While I’ve been keeping speaking engagements to a minimum as I work on George Lucas, I’m incredibly honored to be asked to speak on Jim Henson at the Mississippi Governor’s Conference on Tourism at the end of September. I’ll be kicking off the Monday morning session on September 28, down in Vicksburg, Mississippi. For more information, you can check the conference out right here.
Ugh, I haven’t updated this blog since October? Really? That makes this officially the Longest I’ve Gone Without Updating. Sorry about that–but I’m hoping I’ve got a decent excuse, as I’m hard at work on George Lucas. In fact, I’ve written nearly 50,000 words, and I’m not even to Star Wars yet.
However, I’m sticking my head out to let you know that I’m Mississippi-bound later this month, where I’ll be talking about Jim Henson and the Muppets as part of the 26th annual Natchez Literary and Cinema Celebration. This year’s theme is “Bigger Than Life: Extraordinary Mississippians,” and Jim’s about as extraordinary as they come. But you don’t need me to tell you that. I’ll be speaking on Saturday, February 28, at 3:30 at the convention center as one of the NLCC’s Family Day events.
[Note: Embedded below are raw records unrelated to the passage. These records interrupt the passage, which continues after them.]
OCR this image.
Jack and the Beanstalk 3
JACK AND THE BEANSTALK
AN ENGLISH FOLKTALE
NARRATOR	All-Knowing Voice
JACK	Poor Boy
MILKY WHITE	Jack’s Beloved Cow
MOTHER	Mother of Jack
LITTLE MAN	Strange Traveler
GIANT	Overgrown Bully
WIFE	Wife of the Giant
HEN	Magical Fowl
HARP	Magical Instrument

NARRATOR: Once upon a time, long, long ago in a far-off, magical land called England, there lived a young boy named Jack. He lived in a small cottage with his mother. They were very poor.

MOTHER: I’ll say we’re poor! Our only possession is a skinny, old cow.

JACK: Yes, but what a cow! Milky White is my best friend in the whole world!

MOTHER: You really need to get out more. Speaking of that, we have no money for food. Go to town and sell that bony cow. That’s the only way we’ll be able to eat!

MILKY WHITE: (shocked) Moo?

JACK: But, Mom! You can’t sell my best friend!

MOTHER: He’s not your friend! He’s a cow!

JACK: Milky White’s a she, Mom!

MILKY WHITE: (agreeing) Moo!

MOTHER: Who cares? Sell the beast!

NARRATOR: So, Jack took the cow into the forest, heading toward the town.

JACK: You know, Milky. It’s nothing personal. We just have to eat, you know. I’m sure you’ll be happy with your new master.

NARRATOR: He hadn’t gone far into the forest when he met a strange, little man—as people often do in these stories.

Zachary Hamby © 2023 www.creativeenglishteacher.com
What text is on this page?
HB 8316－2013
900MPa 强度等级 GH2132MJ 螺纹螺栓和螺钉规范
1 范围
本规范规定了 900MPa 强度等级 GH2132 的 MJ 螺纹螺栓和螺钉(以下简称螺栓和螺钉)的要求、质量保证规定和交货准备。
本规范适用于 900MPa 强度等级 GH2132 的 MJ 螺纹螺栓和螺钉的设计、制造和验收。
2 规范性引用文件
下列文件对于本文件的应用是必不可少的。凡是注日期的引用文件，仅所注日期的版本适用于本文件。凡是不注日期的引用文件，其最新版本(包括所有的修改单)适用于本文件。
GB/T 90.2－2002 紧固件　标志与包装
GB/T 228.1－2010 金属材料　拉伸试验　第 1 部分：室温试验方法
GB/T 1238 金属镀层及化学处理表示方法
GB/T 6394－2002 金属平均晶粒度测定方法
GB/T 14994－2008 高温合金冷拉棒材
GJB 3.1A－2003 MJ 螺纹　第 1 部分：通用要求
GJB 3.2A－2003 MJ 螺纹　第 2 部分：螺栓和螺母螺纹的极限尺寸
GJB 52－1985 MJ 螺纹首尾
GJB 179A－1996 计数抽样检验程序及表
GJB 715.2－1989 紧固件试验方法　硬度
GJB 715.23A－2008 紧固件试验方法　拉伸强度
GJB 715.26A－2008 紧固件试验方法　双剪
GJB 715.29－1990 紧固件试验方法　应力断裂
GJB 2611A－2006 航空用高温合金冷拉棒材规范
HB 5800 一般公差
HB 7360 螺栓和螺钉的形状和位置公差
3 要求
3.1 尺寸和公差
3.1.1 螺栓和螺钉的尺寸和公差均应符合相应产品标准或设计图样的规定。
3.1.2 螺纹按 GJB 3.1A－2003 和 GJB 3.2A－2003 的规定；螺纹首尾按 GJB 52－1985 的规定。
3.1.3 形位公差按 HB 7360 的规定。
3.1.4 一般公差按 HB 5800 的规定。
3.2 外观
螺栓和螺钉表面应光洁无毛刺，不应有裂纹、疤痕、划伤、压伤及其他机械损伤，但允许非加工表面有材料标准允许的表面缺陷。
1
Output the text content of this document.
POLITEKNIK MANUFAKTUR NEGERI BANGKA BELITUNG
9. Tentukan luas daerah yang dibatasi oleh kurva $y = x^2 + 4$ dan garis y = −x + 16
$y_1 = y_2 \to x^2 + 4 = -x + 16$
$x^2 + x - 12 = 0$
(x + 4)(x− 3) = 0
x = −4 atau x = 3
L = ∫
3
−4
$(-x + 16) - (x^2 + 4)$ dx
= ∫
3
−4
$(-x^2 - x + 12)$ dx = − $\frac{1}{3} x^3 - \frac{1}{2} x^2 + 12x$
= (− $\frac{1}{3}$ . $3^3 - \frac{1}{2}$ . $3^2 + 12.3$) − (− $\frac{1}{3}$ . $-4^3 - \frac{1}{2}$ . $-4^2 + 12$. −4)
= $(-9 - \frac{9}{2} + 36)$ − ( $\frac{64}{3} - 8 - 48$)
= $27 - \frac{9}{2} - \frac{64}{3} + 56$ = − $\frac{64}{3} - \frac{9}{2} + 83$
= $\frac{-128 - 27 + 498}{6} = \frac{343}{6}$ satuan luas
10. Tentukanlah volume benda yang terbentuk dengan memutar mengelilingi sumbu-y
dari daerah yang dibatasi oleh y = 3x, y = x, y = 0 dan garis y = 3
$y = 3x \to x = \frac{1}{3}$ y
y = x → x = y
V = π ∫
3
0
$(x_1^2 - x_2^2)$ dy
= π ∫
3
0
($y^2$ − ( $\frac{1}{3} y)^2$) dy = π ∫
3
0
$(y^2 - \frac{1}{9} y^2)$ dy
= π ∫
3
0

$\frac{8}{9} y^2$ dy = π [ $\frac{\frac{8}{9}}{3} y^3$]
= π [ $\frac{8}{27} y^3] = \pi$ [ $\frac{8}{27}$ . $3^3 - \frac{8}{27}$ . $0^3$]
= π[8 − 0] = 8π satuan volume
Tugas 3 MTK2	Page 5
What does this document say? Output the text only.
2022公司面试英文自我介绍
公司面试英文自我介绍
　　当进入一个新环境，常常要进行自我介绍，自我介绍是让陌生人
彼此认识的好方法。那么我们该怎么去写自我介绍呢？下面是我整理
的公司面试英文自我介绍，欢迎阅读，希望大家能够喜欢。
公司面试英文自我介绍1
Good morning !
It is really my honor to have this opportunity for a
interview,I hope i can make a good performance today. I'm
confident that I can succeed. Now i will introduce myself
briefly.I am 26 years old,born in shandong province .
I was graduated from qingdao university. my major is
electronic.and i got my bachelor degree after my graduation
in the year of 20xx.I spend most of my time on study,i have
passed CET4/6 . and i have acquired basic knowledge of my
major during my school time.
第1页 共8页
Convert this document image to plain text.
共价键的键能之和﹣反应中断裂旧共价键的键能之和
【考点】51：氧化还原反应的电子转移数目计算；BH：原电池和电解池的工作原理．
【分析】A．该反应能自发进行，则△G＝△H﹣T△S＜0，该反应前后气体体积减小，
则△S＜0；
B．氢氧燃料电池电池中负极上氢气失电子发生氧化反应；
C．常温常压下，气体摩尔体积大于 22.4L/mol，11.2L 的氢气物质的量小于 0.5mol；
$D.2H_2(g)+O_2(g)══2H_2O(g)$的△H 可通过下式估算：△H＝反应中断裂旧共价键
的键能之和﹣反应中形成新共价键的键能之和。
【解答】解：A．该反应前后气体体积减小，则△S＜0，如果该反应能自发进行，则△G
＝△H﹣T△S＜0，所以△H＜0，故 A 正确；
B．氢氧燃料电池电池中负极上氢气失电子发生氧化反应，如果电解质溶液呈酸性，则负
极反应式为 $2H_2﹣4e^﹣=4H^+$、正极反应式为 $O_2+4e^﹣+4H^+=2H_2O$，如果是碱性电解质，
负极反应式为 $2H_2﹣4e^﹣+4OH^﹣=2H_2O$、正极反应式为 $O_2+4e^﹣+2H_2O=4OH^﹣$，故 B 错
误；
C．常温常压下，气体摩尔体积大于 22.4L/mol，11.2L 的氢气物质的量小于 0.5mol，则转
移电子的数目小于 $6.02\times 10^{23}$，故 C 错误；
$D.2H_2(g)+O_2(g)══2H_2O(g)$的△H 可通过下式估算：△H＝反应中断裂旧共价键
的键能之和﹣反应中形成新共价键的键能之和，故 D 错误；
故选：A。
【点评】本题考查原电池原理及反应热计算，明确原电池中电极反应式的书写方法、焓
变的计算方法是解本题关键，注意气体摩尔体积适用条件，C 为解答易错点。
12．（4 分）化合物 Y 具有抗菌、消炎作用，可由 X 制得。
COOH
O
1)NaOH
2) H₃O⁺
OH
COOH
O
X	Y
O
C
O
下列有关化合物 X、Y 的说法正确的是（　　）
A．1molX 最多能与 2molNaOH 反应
I’m really looking forward to this one. If you’re in Mississippi or vicinities thereabout, come on by.
I’m coming to you today from my hotel room in Greenville, Mississippi, where the view out my window — once you overlook the roof of the casino just below — is of the wonderfully swampy Mississippi delta region. Over the tops of the cypress trees, I can just see the braces of a brand new bridge spanning the Mississippi River. And while it was a seasonably cool 65 degrees when I left Maryland on Monday, it’s still hovering in the mid-90s, making me wish I’d packed something other than long-sleeves.
I’ve spent the past few days visiting the locations where Jim Henson was born, and where he and his family lived, on and off, for the first decade of his life. A sense of place is very important to me in biography, and I wanted to make sure I stood where Jim might have stood as a boy, saw what he might have seen from the front porch of his house, knew where his father worked, and learned how far it was to the local movie theater.
And don’t let anyone tell you that Southern hospitality is a thing of the past. It may be a remnant of a long-gone era, but it’s still very much embedded in the way they do things in the delta region. I met with town historians and longtime residents who showed me newspaper clippings and photos, steered me through the local elementary school, and who willingly piled into their cars and drove me around. And every one of them invited me to dinner (or suppuh, as they so wonderfully say it here), extended an invitation to stay with them, asked me to “sit a spell,” and pressed on me personal possessions they thought might help in my research. All in all, a memorable — and incredibly productive — trip. I’ll be back.
I’m now getting ready to pack up and make the two-hour drive back to Jackson. I love long drives, and I love listening to local radio. To my complete and utter surprise and disappointment, I’ve been unable to locate a blues station anywhere on the radio dial. Incongruously, then, I drove into the delta region listening to Men and Work and Night Ranger on the local 80s channel. But I’ll keep trying.